Here’s how to drive in rain and in floods

October 11, 2017

We have witnessed the severe storms that hit Johannesburg and Durban this week.  We saw or even experienced the photos of cars being washed away or being covered by water.

 

So when I saw this article in Wheels 24, I decided that we can all use this advice when faced with a similar situation.

 

 

 

Driving in rain


• Give yourself more travel time so you do not have to rush in bad weather
• Adjust your speed to suit the conditions, however, do not slow down unnecessarily as this is just as dangerous
• Driving recklessly increases chances of hydroplaning
• Do not use cruise control and turn on your headlights
• Brake earlier and with more caution
• Leave more following room
• Ensure there are no distractions in the vehicle before you leave
• If you hydroplane, slowly lift your foot from the accelerator but do not brake harshly or move your steering wheel violently

 

Driving during floods

First and foremost, avoid low-lying bridges, areas prone to flash floods or large pools of water in the road wherever possible.
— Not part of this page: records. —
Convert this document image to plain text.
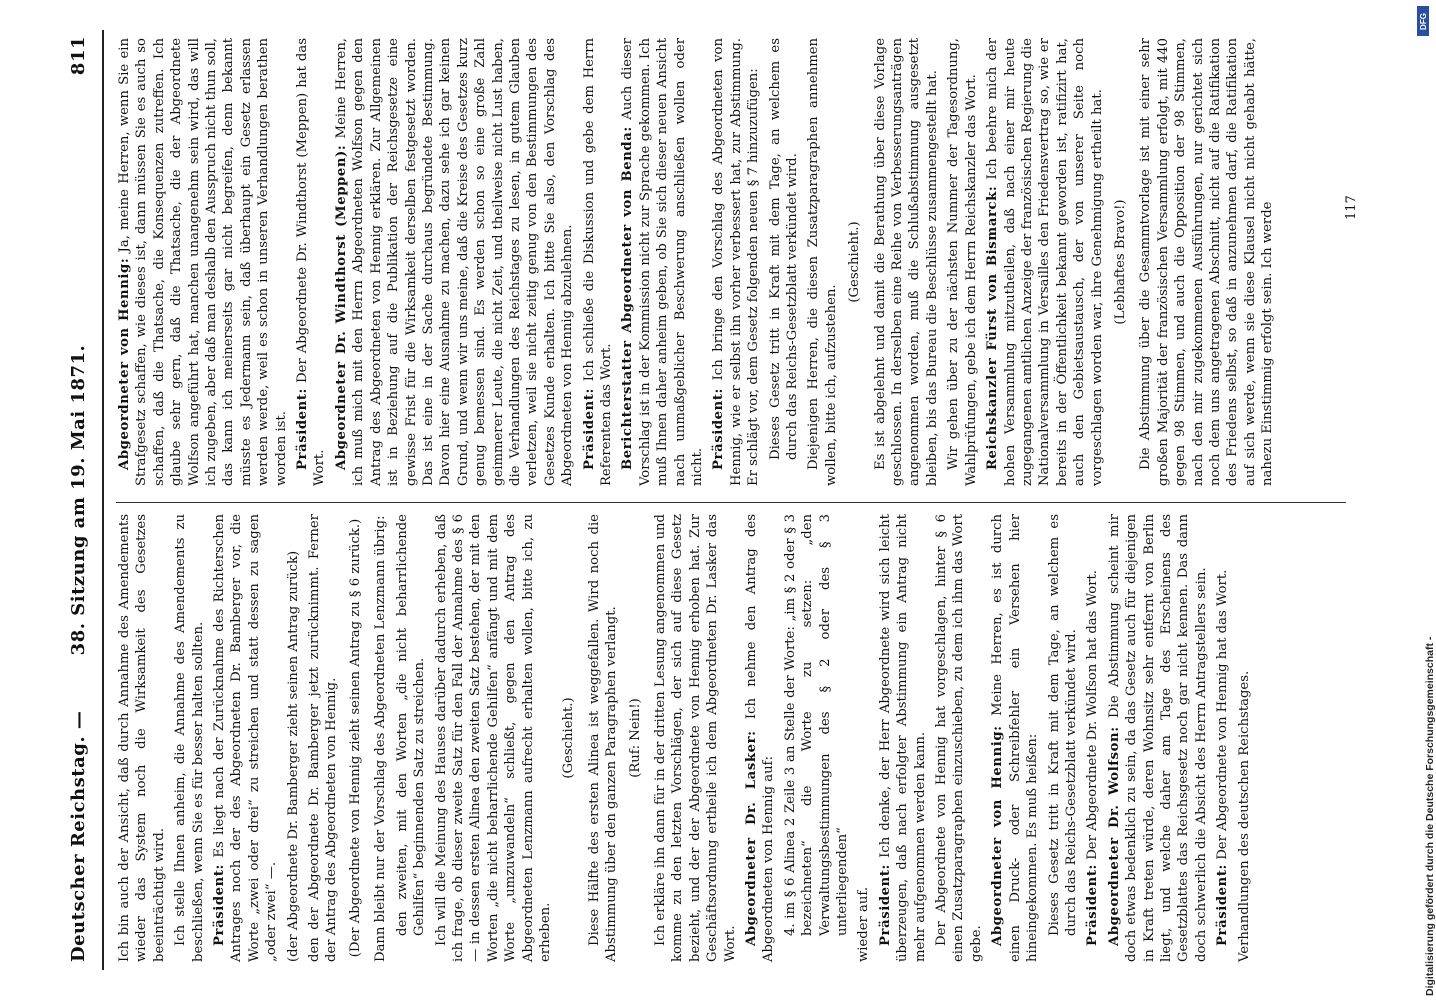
Deutscher Reichstag. —
38. Sitzung am 19. Mai 1871.
811

Ich bin auch der Ansicht, daß durch Annahme des Amendements wieder das System noch die Wirksamkeit des Gesetzes beeinträchtigt wird. Ich stelle Ihnen anheim, die Annahme des Amendements zu beschließen, wenn Sie es für besser halten sollten. Präsident: Es liegt nach der Zurücknahme des Richterschen Antrages noch der des Abgeordneten Dr. Bamberger vor, die Worte „zwei oder drei“ zu streichen und statt dessen zu sagen „oder zwei“ —. (der Abgeordnete Dr. Bamberger zieht seinen Antrag zurück) den der Abgeordnete Dr. Bamberger jetzt zurücknimmt. Ferner der Antrag des Abgeordneten von Hennig. (Der Abgeordnete von Hennig zieht seinen Antrag zu § 6 zurück.) Dann bleibt nur der Vorschlag des Abgeordneten Lenzmann übrig: den zweiten, mit den Worten „die nicht beharrlichende Gehilfen“ beginnenden Satz zu streichen. Ich will die Meinung des Hauses darüber dadurch erheben, daß ich frage, ob dieser zweite Satz für den Fall der Annahme des § 6 — in dessen ersten Alinea den zweiten Satz bestehen, der mit den Worten „die nicht beharrlichende Gehilfen“ anfängt und mit dem Worte „umzuwandeln“ schließt, gegen den Antrag des Abgeordneten Lenzmann aufrecht erhalten wollen, bitte ich, zu erheben.

(Geschieht.) Diese Hälfte des ersten Alinea ist weggefallen. Wird noch die Abstimmung über den ganzen Paragraphen verlangt. (Ruf: Nein!) Ich erkläre ihn dann für in der dritten Lesung angenommen und komme zu den letzten Vorschlägen, der sich auf diese Gesetz bezieht, und der der Abgeordnete von Hennig erhoben hat. Zur Geschäftsordnung ertheile ich dem Abgeordneten Dr. Lasker das Wort. Abgeordneter Dr. Lasker: Ich nehme den Antrag des Abgeordneten von Hennig auf: 4. im § 6 Alinea 2 Zeile 3 an Stelle der Worte: „im § 2 oder § 3 bezeichneten“ die Worte zu setzen: „den Verwaltungsbestimmungen des § 2 oder des § 3 unterliegenden“ wieder auf. Präsident: Ich denke, der Herr Abgeordnete wird sich leicht überzeugen, daß nach erfolgter Abstimmung ein Antrag nicht mehr aufgenommen werden kann. Der Abgeordnete von Hennig hat vorgeschlagen, hinter § 6 einen Zusatzparagraphen einzuschieben, zu dem ich ihm das Wort gebe. Abgeordneter von Hennig: Meine Herren, es ist durch einen Druck- oder Schreibfehler ein Versehen hier hineingekommen. Es muß heißen: Dieses Gesetz tritt in Kraft mit dem Tage, an welchem es durch das Reichs-Gesetzblatt verkündet wird. Präsident: Der Abgeordnete Dr. Wolfson hat das Wort. Abgeordneter Dr. Wolfson: Die Abstimmung scheint mir doch etwas bedenklich zu sein, da das Gesetz auch für diejenigen in Kraft treten würde, deren Wohnsitz sehr entfernt von Berlin liegt, und welche daher am Tage des Erscheinens des Gesetzblattes das Reichsgesetz noch gar nicht kennen. Das dann doch schwerlich die Absicht des Herrn Antragstellers sein. Präsident: Der Abgeordnete von Hennig hat das Wort. Verhandlungen des deutschen Reichstages.

Abgeordneter von Hennig: Ja, meine Herren, wenn Sie ein Strafgesetz schaffen, wie dieses ist, dann müssen Sie es auch so schaffen, daß die Thatsache, die Konsequenzen zutreffen. Ich glaube sehr gern, daß die Thatsache, die der Abgeordnete Wolfson angeführt hat, manchen unangenehm sein wird, das will ich zugeben, aber daß man deshalb den Ausspruch nicht thun soll, das kann ich meinerseits gar nicht begreifen, denn bekannt müsste es Jedermann sein, daß überhaupt ein Gesetz erlassen werden werde, weil es schon in unseren Verhandlungen berathen worden ist. Präsident: Der Abgeordnete Dr. Windthorst (Meppen) hat das Wort. Abgeordneter Dr. Windthorst (Meppen): Meine Herren, ich muß mich mit den Herrn Abgeordneten Wolfson gegen den Antrag des Abgeordneten von Hennig erklären. Zur Allgemeinen ist in Beziehung auf die Publikation der Reichsgesetze eine gewisse Frist für die Wirksamkeit derselben festgesetzt worden. Das ist eine in der Sache durchaus begründete Bestimmung. Davon hier eine Ausnahme zu machen, dazu sehe ich gar keinen Grund, und wenn wir uns meine, daß die Kreise des Gesetzes kurz genug bemessen sind. Es werden schon so eine große Zahl geimmerer Leute, die nicht Zeit, und theilweise nicht Lust haben, die Verhandlungen des Reichstages zu lesen, in gutem Glauben verletzen, weil sie nicht zeitig genug von den Bestimmungen des Gesetzes Kunde erhalten. Ich bitte Sie also, den Vorschlag des Abgeordneten von Hennig abzulehnen. Präsident: Ich schließe die Diskussion und gebe dem Herrn Referenten das Wort. Berichterstatter Abgeordneter von Benda: Auch dieser Vorschlag ist in der Kommission nicht zur Sprache gekommen. Ich muß Ihnen daher anheim geben, ob Sie sich dieser neuen Ansicht nach unmaßgeblicher Beschwerung anschließen wollen oder nicht. Präsident: Ich bringe den Vorschlag des Abgeordneten von Hennig, wie er selbst ihn vorher verbessert hat, zur Abstimmung. Er schlägt vor, dem Gesetz folgenden neuen § 7 hinzuzufügen: Dieses Gesetz tritt in Kraft mit dem Tage, an welchem es durch das Reichs-Gesetzblatt verkündet wird. Diejenigen Herren, die diesen Zusatzparagraphen annehmen wollen, bitte ich, aufzustehen.

(Geschieht.) Es ist abgelehnt und damit die Berathung über diese Vorlage geschlossen. In derselben eine Reihe von Verbesserungsanträgen angenommen worden, muß die Schlußabstimmung ausgesetzt bleiben, bis das Bureau die Beschlüsse zusammengestellt hat. Wir gehen über zu der nächsten Nummer der Tagesordnung, Wahlprüfungen, gebe ich dem Herrn Reichskanzler das Wort. Reichskanzler Fürst von Bismarck: Ich beehre mich der hohen Versammlung mitzutheilen, daß nach einer mir heute zugegangenen amtlichen Anzeige der französischen Regierung die Nationalversammlung in Versailles den Friedensvertrag so, wie er bereits in der Öffentlichkeit bekannt geworden ist, ratifizirt hat, auch den Gebietsaustausch, der von unserer Seite noch vorgeschlagen worden war, ihre Genehmigung ertheilt hat. (Lebhaftes Bravo!) Die Abstimmung über die Gesammtvorlage ist mit einer sehr großen Majorität der französischen Versammlung erfolgt, mit 440 gegen 98 Stimmen, und auch die Opposition der 98 Stimmen, nach den mir zugekommenen Ausführungen, nur gerichtet sich noch dem uns angetragenen Abschnitt, nicht auf die Ratifikation des Friedens selbst, so daß in anzunehmen darf, die Ratifikation auf sich werde, wenn sie diese Klausel nicht nicht gehabt hätte, nahezu Einstimmig erfolgt sein. Ich werde	117
Digitalisierung gefördert durch die Deutsche Forschungsgemeinschaft -
DFG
If, however, you are unable to avoid one of these situations, this is the least that you should do.

 
Pools of water:


• Estimate the depth of the water. Avoid driving through water which comes to the middle of your tyre. Even if you avoid being swept away you risk serious damage to your car
• Most drivers risk driving through a pool of water but roads which collect water are more vulnerable to collapse and it is easy to underestimate their depth
• Drive in the middle of a road where the water is at its lowest
• Pass one car at a time, do not drive through water against oncoming vehicles

 
Fast-flowing water


• Never drive through fast flowing water.
• It only takes 15 cm to touch the bottoms of most cars and consequently cause loss of control or stalling
• Your car tyres will lift off the tar at 30cm of water where you can lose control or get washed away
• Even 4X4s can be washed away in 60cm of water
• Drive slowly and steadily through while in first or second gear or the lowest gear in automatic vehicles
• Once you are through the water, lightly touch your brake a few times to dry them off.
• If your car stalls and you are not in danger of being swept away, do not restart the car. Rather get a mechanic to check no water has made its way into the engine

 
When caught in an unexpected flash flood


• If suddenly you start losing grip it might be because the car is starting to float.
• Open the door to let some of the water in which will weigh the car down and allow the tyres to grip the road again
• If you are in danger of being swept away abandon the vehicle if you have an opportunity to do so safely.
• Be overcautious. Rather be safe than sorry.